I believe in science and the scientific method, testing each hypothesis to see if it is true. And, most important, as more evidence accumulates, changing the theory to stay in synch. There is no doubt the phenomena science studies, it knows well. But for the rest, it knows not.
That’s why I’m always open to a more intuitive and more inclusive source of knowledge, the kind written about by Michael Mead: He is a scholar of mythology who has an uncanny ability to tap into ancestral sources of wisdom and connect them to the stories we are living today.
For the same reason, I’ve always had a soft spot for Carl Jung, one of the most renowned psychologists of the 20th century. He went beyond where traditional science was willing to go. He believed in synchronicity, that everything happens for a reason; and he thought that we have a collective unconscious, a more profound way of knowing that humanity holds in common. Furthermore, he thought this collective unconscious could manifest itself in certain individuals.
It happened to Jung himself when he fell ill in 1913. He thought he was going insane because of his reoccurring, bloody visions of worldwide carnage and destruction. Soon after, World War I erupted out of nowhere with unimaginable bloodshed — over 22 million lost their lives. Jung no longer questioned his sanity, realizing his dreams and visions were a premonition of war.
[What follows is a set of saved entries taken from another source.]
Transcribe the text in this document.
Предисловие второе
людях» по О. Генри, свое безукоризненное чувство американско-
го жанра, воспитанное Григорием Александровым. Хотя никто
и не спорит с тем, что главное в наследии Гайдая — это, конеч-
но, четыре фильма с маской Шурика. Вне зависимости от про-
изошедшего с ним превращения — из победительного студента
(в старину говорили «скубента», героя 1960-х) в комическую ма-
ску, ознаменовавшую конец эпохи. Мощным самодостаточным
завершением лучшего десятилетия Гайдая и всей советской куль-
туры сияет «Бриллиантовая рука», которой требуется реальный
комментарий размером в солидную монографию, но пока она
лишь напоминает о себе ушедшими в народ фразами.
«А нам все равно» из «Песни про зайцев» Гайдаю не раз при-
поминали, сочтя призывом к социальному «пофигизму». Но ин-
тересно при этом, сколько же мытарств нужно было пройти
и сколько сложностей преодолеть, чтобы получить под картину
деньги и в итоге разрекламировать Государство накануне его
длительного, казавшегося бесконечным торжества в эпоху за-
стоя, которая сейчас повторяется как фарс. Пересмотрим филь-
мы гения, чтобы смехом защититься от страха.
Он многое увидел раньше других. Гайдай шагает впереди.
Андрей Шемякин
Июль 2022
Well, maybe, you say, that was just coincidence or the rambling of a deluded, old, pointy-headed intellectual. Okay. Then let’s take another example: Bob Dylan, son of a furniture store owner from a gritty mining town of Hibbing, MN, a nomadic waif who hitchhiked to NYC at age 20 to become the voice of his generation, the oracle who could express what was blowing in the wind, something we all felt but tongue-tied to say.
One could make the case that Dylan’s words were another manifestation of Jung’s collective unconscious. His powers defied science and logic. From the beginning, he played only what he wanted to, not necessarily what the audience called for. And he was superbly gifted: the magnificence of his lyrical prose earned him the Nobel prize in 2016 “for his unique ability to prove that lyrics can go deeper than simple rhymes: they can become works of literature.”
His talent came from a source somewhere beyond himself. In an interview on 60 minutes, he said his songs flowed from a mysterious “wellspring of creativity.” He took no credit for writing his lyrics, saying they magically came to him. To me, his songs appear to be a manifestation of our collective unconscious, the wisdom we hold in common, the wellspring of our humanity.
His songs cut through the clutter of evening news body counts and talking head blather to look straight into the face of the existential crises we face. The perils of the past loom larger each day. One song, in particular, “A Hard Rain’s A-Gonna Fall,” could not be more topical. Dylan wrote it during the Cuban Missile Crisis when we feared our world was coming to an end.
“And what’ll you do now, my blue-eyed son?
And what’ll you do now, my darling young one?
I’m a-goin’ back out ‘fore the rain starts a-fallin’
I’ll walk to the depths of the deepest dark forest
Where the people are many and their hands are all empty
Where the pellets of poison are flooding their waters
Where the home in the valley meets the damp dirty prison
And the executioner’s face is always well hidden
Where hunger is ugly, where souls are forgotten
Where black is the color, where none is the number
And I’ll tell and speak it and think it and breathe it
And reflect from the mountain so all souls can see it
And I’ll stand on the ocean until I start sinkin’
But I’ll know my song well before I start singin’
And it’s a hard, it’s a hard, it’s a hard, and it’s a hard
It’s a hard rain’s a-gonna fall”
Scientific equations and high-tech algorithms can’t solve the enormity of our problems. What is needed is access to the deeper knowledge as expressed by Dylan and mythology in general, described so well in a recent review of Michael Mead’s latest book:
“As nature rattles and culture unravels, mythic imagination tries to return to the world, for endings and beginnings are particularly mythic. When “the End” seems near, how people imagine the world becomes more important; how people imagine humanity becomes of the utmost importance. Meade shows how “myth makes meaning” and helps a person find the meaningful path through life…
“When it appears that there’s no time left, it isn’t time that people need, but the touch of the eternal. While explaining how culture renews itself from the dreams of youth and the visions of elders, Meade introduces the concept of becoming ancient again by connecting to the eternal youth and the old soul within.”
Remember what Dylan predicted, “For the loser now will be later to win for the times they are a-changin’” We must honor the deep wisdom of our new prophets like the folksinger from Hibbing and the comedian from Ukraine.